I look at it this way. ITIC largely insures residential titles. New business, and hence, growth, is fueled by home sales. This is in turn driven by low interest rates. My guess is that they'll continue to do well until late summer when the housing market typically dies down, and the interest rate cycle starts to kick rates back up again. That might get this stock up to $35 to $40 max. It's not a technology stock (thank god).
I use a computer search tool to find companies with very consistently rising earnings.
After finding 10 or 15 companies of this sort I evaluate them by hand. ITIC is the only insurance company on the list. There are quite a few banks, some manuafacturers, a restaurant, an oil services company etc. It seemed to me that ITIC, being financial, was more similar to banks than the other companies.

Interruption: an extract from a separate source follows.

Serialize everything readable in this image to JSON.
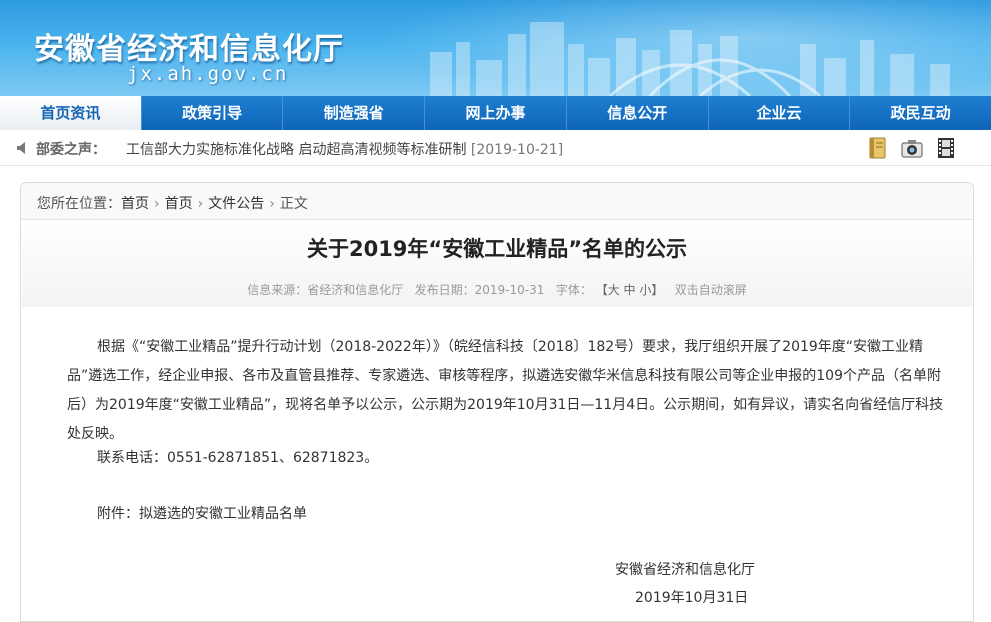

Two of the bank stocks had EPS growth almost identical to ITIC and similar P/E so I bought those too.
I expect the previously existing trend of rising stock price with all three to continue at exactly the same rate for at least another year. I have no idea whether my analysis actually "works". So I buy the stocks and see what happens. Time will tell.
I agree with you that the fundamentals look good. They are expanding their market through work with bank owned agencies. My problem is I bought at the 52 week high. Don't understand why it didn't hold. Still, I thonk the company has a lot of opportunity. Especially in this strong real estate market.